The short story is a fragmented and restless form, a matter of hit and miss, and it is perhaps for this reason that it suits modern consciousness—which seems best expressed as flashes of insight alternating with near-hypnotic states of indifference. (Gordimer, 1968, p. 460)

Cette description, qui place en définitive de façon assez conventionnelle la force épiphanique au cœur du projet nouvellistique, dialogue admirablement avec les propos que G.K Chesterton tenait à propos du genre dès 1906, dans son ouvrage sur Dickens :

Our modern attraction to the short story is not an accident of form; it is a sign of a real sense of fleetingness and fragility; […] We have no instinct of anything ultimate and enduring beyond the episode. (cité dans Shaw, 1983, p. 17)

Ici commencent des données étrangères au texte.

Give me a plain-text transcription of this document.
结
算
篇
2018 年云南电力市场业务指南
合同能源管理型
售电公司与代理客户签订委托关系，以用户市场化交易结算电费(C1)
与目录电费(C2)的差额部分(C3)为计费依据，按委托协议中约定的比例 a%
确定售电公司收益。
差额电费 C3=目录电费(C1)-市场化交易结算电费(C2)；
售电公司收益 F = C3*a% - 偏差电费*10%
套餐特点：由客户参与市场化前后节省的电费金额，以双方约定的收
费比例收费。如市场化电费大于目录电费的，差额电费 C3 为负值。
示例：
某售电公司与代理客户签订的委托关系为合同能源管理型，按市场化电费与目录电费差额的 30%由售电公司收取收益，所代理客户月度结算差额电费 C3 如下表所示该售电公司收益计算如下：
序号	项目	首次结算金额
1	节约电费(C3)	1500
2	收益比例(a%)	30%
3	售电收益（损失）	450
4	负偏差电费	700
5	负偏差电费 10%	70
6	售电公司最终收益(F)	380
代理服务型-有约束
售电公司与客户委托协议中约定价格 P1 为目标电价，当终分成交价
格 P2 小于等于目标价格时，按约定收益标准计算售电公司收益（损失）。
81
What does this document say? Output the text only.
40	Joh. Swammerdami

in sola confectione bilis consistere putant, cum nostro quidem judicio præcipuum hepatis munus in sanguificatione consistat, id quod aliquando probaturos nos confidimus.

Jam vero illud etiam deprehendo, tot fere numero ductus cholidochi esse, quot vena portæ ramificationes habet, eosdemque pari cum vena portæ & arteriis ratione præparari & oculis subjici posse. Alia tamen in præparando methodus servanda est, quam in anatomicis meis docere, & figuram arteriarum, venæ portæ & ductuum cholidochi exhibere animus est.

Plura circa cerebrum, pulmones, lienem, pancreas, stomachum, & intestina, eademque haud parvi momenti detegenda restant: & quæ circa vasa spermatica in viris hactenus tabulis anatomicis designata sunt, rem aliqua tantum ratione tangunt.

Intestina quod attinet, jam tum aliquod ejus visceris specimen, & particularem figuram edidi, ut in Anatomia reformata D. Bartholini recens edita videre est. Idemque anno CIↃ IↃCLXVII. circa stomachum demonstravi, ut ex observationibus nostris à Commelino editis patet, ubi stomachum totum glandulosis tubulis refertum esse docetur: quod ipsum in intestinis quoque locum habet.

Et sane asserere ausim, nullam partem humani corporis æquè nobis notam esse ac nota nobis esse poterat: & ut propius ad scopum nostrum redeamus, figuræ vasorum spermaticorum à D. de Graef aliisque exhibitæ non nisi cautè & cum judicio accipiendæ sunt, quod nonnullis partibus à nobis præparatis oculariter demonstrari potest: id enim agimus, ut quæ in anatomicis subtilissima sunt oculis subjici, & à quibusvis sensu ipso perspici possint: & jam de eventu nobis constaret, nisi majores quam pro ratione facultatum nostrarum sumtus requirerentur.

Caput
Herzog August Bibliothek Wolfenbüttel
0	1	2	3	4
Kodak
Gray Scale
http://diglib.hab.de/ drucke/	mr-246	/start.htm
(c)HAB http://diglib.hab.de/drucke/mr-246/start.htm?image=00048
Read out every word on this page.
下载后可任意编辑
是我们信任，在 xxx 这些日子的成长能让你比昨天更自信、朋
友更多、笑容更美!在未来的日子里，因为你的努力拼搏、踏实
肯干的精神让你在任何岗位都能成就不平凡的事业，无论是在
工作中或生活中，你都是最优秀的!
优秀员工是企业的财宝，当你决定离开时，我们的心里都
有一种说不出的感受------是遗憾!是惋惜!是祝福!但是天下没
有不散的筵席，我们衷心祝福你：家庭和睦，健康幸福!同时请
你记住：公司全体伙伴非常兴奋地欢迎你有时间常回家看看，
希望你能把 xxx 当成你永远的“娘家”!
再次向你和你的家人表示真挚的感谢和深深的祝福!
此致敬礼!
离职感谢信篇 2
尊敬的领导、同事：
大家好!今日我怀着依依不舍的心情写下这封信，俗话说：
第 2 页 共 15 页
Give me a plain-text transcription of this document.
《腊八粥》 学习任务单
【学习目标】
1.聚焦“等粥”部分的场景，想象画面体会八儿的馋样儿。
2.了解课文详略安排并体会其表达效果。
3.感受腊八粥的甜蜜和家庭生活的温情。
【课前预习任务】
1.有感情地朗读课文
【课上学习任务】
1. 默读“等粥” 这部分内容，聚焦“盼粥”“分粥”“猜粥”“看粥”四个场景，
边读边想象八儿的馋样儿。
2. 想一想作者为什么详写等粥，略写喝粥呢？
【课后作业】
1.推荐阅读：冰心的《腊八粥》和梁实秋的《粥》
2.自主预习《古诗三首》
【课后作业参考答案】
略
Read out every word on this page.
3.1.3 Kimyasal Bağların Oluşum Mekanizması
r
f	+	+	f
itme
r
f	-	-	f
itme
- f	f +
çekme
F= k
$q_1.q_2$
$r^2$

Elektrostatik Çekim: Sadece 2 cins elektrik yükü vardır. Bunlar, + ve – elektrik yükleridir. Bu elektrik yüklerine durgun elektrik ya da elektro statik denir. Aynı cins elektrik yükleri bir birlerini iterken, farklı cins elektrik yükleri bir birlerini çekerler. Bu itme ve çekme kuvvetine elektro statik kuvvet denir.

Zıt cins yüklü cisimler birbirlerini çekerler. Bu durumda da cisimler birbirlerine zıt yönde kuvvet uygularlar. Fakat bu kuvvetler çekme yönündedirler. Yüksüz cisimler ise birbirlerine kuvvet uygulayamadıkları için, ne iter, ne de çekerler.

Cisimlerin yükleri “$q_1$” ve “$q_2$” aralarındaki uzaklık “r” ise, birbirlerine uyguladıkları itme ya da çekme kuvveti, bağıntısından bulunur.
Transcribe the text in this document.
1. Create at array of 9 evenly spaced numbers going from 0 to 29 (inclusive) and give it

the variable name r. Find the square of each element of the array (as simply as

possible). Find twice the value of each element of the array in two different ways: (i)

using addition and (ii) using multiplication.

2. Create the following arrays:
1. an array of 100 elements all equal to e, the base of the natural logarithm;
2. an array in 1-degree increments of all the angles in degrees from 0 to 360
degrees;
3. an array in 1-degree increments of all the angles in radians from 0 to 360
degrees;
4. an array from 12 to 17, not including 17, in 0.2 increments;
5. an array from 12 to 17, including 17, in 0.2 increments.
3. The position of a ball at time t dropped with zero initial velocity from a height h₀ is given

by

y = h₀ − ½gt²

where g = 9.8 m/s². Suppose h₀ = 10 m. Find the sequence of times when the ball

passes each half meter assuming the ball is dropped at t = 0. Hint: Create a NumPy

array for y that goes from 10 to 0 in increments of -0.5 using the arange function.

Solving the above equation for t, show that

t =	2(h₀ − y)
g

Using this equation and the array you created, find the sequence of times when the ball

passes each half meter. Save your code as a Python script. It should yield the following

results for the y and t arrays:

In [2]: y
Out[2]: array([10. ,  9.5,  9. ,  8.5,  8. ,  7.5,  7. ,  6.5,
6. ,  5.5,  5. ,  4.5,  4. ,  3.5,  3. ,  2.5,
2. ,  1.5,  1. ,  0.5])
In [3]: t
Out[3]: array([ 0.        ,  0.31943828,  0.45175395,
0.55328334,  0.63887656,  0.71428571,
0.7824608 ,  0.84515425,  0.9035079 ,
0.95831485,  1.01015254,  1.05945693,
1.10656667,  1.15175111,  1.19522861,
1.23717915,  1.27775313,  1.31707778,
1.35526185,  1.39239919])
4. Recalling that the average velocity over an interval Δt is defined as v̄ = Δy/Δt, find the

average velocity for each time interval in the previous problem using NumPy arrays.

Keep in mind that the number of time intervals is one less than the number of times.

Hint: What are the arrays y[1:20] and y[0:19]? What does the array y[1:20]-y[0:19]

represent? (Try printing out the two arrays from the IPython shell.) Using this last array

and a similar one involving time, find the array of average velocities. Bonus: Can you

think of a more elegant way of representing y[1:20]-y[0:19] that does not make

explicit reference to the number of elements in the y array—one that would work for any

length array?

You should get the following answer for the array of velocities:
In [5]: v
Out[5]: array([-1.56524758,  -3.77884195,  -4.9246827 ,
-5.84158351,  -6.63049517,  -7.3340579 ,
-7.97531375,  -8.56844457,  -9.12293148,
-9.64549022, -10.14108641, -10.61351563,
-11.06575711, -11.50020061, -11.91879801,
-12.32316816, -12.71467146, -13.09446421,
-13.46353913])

À l’aube du tournant moderniste, Chesterton suggère ainsi que la nouvelle figure la fugacité et l’instabilité de l’époque par l’évanescence de son propos comme de son effet. Cette osmose entre forme brève et modernité ferait alors aujourd’hui de la nouvelle, dans le contexte de circulation des flux qui est le nôtre, l’une des formes littéraires les plus adaptées à notre économie de marché, et ce dès la fin du XIXe siècle2 – de la production en série à la consommation de masse, en passant par la reproductibilité de l’œuvre évoquée par Benjamin et la mécanisation de la société, jusqu’à la déstabilisation des cadres référentiels et le décloisonnement des frontières de notre monde globalisé. Ces diverses facettes de notre modernité contribueraient dès lors à faire de la nouvelle ce genre pressé3, en symbiose avec une société dont tous les rythmes se seraient accélérés, et qui privilégierait la condensation du sens comme de la forme. C’est du moins ce qui transparaît des propos de certains éditeurs français, tels que les rapportait Catherine Grall dans son étude sur nouvelle et brièveté : la nouvelle entrerait effectivement en résonance avec notre monde empressé et productiviste – preuve en est, nous disent-ils, qu’une nouvelle peut être lue le temps d’un trajet de métro4. La nouvelle serait alors de facto ce genre du transit et du transitoire : on pense ici notamment aux « distributeurs d’histoires courtes » installés depuis 2015 dans les villes de Grenoble et Paris par la start-up française Short Edition afin de distraire les citadins de l’attente dans les transports en commun et les lieux publics (le lecteur peut généralement choisir le temps de sa lecture grâce à trois boutons : une, trois ou cinq minutes. Il obtient ensuite gratuitement une bandelette de papier semblable à un ticket de caisse où est imprimée une histoire d’une longueur correspondant à la durée choisie). Outre le caractère savamment promotionnel du dispositif, on voit ici que la nouvelle est appropriée par l’économie culturelle comme une modalité de l’interstitiel et du prosaïque : on comble le temps, devenu trop précieux pour être perdu, avec la lecture d’une forme brève entre deux trains quotidiens.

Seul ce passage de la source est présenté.